Seeking Discomfort

Connie ENG'22 | Aerospace Engineering

I distinctly remember the first time trying to navigate my way to an engineering club meeting as I shuffled through the D-wing hallways at 8pm as a freshman. I came to Rutgers equipped with little engineering experience, aside from brief exposure to robotics through my high school’s team. In high school, I spent my time painting murals, trying out for orchestra, and performing in the marching band. I wasn’t the type to tinker with Arduinos and build contraptions in my garage and, to this day, I’m still not.

Let’s just say that I was more than intimidated during my first club meeting. Words such as “exerting a moment” and “attitude controls” were thrown around nonchalantly by upperclassmen, and the gender ratio skew did not help. I felt extremely out of place. I was questioning if I should even come back for the second meeting. The following week, I saw my phone notification light up with a reminder that there is a club meeting. To be honest, for the last thirty minutes, I was preparing myself for this meeting. But when I arrived at the D-wing hallway again, I hid in the bathroom for a good ten minutes before I decided to walk up the stairs and show my face. It would be ideal to say that this anxiety went away immediately, but I found myself giving a mental pep talk week after week.

Nonetheless, I do not regret attending a single meeting.

After every Tuesday evening, I leave the meeting with more knowledge and more insight into Rutgers engineering and what it means to be an engineer as a whole. I would soon realize that becoming a quick learner and being open-minded to new ideas is an incredibly useful and marketable skill to have. With the help of other upperclassmen, I was able to launch a model rocket and make progress for flight programs. I threw myself into the world of engineering, and, in return, it gave me amazing memories, skills, and friends.

Even now, I still find the need to push myself to speak to new people and dive into new experiences. I am reminded that there is no net loss in trying something new or going out of your comfort zone.
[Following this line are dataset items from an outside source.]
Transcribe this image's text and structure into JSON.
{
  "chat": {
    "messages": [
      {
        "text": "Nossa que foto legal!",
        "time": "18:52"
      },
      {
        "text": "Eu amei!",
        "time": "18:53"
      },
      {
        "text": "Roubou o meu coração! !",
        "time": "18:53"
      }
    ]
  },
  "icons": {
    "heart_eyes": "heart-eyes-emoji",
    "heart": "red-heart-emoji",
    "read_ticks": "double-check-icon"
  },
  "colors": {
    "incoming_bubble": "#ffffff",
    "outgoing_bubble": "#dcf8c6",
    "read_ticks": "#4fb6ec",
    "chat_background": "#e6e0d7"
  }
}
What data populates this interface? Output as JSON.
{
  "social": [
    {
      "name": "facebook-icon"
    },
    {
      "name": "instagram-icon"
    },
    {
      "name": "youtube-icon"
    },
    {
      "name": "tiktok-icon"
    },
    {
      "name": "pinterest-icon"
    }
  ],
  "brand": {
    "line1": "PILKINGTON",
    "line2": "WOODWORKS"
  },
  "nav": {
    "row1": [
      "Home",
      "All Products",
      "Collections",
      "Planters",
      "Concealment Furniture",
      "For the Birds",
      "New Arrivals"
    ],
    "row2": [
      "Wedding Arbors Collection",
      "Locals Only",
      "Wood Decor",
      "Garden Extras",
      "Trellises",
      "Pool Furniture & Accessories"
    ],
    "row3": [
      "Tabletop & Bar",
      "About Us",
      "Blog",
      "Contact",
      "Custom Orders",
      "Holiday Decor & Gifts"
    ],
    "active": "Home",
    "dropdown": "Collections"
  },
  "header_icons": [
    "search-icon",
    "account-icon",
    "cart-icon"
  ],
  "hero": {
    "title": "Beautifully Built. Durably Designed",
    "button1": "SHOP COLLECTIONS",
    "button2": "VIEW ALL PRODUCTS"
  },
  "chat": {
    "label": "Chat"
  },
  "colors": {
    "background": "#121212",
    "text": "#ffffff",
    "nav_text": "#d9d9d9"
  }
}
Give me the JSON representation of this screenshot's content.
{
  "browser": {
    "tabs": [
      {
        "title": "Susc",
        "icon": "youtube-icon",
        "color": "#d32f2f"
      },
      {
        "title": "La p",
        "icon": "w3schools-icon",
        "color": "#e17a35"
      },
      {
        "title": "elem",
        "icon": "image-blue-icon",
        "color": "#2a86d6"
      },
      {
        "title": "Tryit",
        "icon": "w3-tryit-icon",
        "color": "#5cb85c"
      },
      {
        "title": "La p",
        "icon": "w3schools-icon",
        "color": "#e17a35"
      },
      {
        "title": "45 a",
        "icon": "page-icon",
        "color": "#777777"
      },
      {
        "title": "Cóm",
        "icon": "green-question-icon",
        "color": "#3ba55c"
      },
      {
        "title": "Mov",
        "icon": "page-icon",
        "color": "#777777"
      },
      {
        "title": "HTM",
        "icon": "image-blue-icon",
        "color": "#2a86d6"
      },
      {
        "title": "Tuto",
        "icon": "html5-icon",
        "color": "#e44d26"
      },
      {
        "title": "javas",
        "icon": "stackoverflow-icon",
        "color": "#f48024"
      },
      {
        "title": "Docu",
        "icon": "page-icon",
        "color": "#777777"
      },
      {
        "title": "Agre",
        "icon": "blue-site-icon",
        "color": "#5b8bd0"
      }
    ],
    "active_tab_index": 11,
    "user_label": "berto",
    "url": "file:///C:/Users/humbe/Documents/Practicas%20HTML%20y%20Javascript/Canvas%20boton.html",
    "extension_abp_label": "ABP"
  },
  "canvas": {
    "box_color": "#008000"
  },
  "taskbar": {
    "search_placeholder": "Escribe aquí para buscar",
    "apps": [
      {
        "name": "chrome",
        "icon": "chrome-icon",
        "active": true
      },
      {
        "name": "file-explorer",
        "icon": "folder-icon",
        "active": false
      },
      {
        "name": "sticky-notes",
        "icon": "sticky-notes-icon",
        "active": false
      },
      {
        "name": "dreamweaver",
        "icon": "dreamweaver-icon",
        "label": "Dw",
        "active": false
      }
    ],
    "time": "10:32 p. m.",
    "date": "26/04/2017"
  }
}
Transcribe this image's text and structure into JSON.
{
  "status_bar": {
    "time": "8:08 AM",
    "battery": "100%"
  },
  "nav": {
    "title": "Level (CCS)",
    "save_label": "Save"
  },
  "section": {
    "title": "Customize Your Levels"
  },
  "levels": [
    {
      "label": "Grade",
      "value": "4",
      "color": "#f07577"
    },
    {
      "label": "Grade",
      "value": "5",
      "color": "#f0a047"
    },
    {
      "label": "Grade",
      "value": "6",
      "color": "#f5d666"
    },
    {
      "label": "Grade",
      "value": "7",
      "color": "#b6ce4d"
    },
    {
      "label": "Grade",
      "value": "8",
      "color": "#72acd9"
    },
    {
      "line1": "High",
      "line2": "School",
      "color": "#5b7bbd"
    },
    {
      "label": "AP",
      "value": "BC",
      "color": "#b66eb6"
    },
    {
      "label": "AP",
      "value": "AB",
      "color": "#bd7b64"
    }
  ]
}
Even during my internship, I saw how curiosity was always returned with enthusiasm. In my research, I saw how taking initiative and proposing new ideas lead to a rewarding experience.

My experiences have also inspired some ways that I want to lead my current club, Student Transfer Advising and Registration (STAR). I wanted to build a community that actively encourages students to step into the unknown with confidence and make engineering more approachable. Moments of uncertainty and discomfort are amazing windows for growth. Even as an ambassador, I am still constantly learning about how leadership and mentorship go hand in hand, and empowering the next generation of engineers is something that can be done sooner than later.

One of my favorite YouTube channels is YesTheory and their slogan, “Seek Discomfort”, has encouraged me to embrace the feeling of being lost in a new environment, and how to adapt to change and learn from the experience. Whether in college or working in the industry, seek discomfort as it will lead to growth.